Então eu percebi que eu sem você não tenho porquê, porque sem você não sei nem chorar. A distância deixou de ser um problema, o tempo compartilhado se tornou algo agradável. E eu me vi vivendo uma das melhores experiências da vida, a de compartilhá-la com alguém, de forma incrível.
De alguma forma fomos perdendo as partes disso. Talvez no final de cada copo de água que eu nunca termino, ou nas caronas forçadas porque mesmo depois de dois anos de carta, eu ainda não tenho coragem de pegar o carro, na falta de gel meu no cabelo, ou na sua blusa de gola alta, quem sabe? E começo a sentir que the thrill is gone, I can see it in your eyes.

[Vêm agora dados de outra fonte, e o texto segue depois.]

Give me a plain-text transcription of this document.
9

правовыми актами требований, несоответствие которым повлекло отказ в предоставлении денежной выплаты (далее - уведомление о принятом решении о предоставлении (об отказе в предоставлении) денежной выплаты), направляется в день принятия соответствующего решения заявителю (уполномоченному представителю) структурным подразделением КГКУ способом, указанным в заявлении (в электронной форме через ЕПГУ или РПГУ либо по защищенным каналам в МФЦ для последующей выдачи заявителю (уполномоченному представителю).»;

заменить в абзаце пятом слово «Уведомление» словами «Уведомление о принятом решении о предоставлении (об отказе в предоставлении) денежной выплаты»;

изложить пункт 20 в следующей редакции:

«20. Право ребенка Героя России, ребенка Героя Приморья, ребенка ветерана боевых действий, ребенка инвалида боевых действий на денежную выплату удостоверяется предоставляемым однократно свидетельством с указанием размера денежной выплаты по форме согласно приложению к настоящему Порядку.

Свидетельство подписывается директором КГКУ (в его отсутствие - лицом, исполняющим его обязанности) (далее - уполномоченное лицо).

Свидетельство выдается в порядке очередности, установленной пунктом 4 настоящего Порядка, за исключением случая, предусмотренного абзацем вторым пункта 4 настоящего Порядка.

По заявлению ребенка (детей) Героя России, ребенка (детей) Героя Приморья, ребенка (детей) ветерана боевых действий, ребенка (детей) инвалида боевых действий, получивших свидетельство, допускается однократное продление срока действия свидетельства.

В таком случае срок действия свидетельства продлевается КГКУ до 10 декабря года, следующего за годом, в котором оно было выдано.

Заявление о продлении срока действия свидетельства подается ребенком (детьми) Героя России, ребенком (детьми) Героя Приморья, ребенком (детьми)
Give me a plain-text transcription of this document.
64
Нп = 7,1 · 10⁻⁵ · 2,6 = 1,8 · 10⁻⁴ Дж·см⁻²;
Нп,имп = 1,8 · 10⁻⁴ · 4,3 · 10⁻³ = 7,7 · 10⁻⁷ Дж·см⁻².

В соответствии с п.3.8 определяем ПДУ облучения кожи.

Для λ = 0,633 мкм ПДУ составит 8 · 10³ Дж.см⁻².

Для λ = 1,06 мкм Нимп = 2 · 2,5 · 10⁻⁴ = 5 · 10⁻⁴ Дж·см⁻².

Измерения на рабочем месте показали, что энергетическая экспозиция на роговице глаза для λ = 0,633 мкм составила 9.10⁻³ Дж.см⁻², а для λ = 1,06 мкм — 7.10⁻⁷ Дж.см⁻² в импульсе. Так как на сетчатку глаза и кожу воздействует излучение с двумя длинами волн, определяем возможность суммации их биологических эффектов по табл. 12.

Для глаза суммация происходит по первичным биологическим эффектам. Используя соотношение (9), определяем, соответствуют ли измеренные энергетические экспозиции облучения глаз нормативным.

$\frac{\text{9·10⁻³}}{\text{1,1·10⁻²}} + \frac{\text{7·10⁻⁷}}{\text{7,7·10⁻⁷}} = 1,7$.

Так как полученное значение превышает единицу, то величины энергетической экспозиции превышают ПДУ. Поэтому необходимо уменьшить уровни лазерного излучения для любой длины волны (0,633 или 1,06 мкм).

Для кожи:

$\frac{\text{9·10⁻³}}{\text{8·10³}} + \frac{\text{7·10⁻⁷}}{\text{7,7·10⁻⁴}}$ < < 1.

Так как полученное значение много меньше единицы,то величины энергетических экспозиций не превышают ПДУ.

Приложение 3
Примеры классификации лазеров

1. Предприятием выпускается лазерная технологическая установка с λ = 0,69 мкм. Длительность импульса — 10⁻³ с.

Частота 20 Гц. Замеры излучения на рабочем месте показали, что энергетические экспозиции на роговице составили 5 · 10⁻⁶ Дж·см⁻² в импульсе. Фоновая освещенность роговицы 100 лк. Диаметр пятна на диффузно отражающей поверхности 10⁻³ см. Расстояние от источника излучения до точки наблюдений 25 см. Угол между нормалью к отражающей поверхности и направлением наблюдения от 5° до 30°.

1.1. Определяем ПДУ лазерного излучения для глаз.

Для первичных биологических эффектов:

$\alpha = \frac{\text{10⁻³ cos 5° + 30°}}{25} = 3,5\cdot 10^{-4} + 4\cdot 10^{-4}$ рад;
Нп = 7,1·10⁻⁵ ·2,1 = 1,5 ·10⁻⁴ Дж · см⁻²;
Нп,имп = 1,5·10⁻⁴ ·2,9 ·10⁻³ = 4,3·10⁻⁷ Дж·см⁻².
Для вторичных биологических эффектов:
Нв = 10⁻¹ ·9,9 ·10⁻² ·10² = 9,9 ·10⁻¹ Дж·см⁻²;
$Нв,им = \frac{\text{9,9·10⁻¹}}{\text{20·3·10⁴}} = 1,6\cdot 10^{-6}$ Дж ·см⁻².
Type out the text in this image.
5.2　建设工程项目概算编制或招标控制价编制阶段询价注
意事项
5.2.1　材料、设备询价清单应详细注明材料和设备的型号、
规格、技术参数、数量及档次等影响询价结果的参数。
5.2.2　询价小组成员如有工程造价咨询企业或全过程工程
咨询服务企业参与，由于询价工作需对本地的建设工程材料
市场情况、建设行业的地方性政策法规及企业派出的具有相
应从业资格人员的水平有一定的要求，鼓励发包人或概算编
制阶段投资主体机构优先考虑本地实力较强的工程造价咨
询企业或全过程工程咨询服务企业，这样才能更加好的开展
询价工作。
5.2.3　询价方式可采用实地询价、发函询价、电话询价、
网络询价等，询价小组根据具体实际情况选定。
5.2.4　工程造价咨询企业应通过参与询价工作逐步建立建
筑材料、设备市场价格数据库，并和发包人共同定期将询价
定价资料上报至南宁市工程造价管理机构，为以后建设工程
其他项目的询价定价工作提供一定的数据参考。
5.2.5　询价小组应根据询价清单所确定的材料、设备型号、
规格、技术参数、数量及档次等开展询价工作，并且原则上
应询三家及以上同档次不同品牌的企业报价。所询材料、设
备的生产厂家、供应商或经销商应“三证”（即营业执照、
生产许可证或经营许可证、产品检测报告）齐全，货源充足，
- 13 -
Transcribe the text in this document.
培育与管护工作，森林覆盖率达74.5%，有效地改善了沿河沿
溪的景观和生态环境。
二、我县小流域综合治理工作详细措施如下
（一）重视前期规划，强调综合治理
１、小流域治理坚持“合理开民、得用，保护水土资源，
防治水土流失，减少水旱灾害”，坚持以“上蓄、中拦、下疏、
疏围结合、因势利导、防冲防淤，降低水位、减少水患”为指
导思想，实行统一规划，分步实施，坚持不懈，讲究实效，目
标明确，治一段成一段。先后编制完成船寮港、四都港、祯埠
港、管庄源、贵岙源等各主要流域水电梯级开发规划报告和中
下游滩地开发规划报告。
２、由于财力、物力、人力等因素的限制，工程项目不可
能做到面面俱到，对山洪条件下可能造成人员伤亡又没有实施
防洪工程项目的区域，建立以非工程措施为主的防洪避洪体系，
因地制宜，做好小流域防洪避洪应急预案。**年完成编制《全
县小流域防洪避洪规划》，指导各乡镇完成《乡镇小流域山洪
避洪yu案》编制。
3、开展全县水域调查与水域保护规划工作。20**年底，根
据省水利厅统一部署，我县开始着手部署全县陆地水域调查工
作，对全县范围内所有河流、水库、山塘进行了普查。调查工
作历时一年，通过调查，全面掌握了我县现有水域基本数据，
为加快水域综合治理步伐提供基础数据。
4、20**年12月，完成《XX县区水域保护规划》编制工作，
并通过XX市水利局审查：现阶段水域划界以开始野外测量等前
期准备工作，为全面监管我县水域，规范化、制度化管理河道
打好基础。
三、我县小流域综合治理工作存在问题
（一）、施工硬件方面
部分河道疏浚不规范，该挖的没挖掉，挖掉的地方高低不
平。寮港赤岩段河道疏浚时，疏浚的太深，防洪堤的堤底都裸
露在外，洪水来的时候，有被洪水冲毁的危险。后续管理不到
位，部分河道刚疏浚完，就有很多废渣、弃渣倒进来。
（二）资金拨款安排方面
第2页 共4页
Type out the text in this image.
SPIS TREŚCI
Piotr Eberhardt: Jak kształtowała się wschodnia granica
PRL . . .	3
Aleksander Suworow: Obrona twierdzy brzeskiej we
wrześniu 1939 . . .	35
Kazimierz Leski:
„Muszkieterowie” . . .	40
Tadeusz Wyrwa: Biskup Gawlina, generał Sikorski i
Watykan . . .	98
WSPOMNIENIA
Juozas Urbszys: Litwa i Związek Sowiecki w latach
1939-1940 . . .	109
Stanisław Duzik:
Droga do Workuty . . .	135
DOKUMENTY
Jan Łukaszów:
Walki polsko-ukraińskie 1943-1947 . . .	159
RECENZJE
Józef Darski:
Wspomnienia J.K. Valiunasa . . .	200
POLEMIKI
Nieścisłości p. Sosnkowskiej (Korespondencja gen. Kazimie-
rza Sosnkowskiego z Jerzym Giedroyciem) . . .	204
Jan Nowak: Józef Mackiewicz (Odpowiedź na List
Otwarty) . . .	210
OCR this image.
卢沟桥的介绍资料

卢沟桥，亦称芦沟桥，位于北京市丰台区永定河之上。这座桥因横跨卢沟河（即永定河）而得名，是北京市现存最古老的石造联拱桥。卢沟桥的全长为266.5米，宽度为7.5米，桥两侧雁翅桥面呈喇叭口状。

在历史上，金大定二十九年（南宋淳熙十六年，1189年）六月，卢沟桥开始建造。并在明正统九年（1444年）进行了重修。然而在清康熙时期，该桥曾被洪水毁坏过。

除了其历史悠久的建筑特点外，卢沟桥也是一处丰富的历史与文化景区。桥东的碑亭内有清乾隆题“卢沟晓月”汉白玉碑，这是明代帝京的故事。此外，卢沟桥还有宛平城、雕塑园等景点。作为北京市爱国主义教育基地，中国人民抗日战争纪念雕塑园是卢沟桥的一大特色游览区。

Mas ao mesmo tempo eu imagino que as coisas não podem ter sido tão superficiais assim. E penso em convidá-lo para assistir ao pôr do Sol comigo, afinal a vista da minha janela é bem bonita. E sim, eu admito que, I’m old fashioned but I don’t mind it, that’s how I wanna be.
Eu ando pelos nossos velhos caminhos agora tentando juntar os pedaços que caíram, para tentar remontar o nosso quebra-cabeça. Mas e você, o que pretende fazer agora?
Só tenho mais uma coisa a dizer, a de sempre, it had to be you.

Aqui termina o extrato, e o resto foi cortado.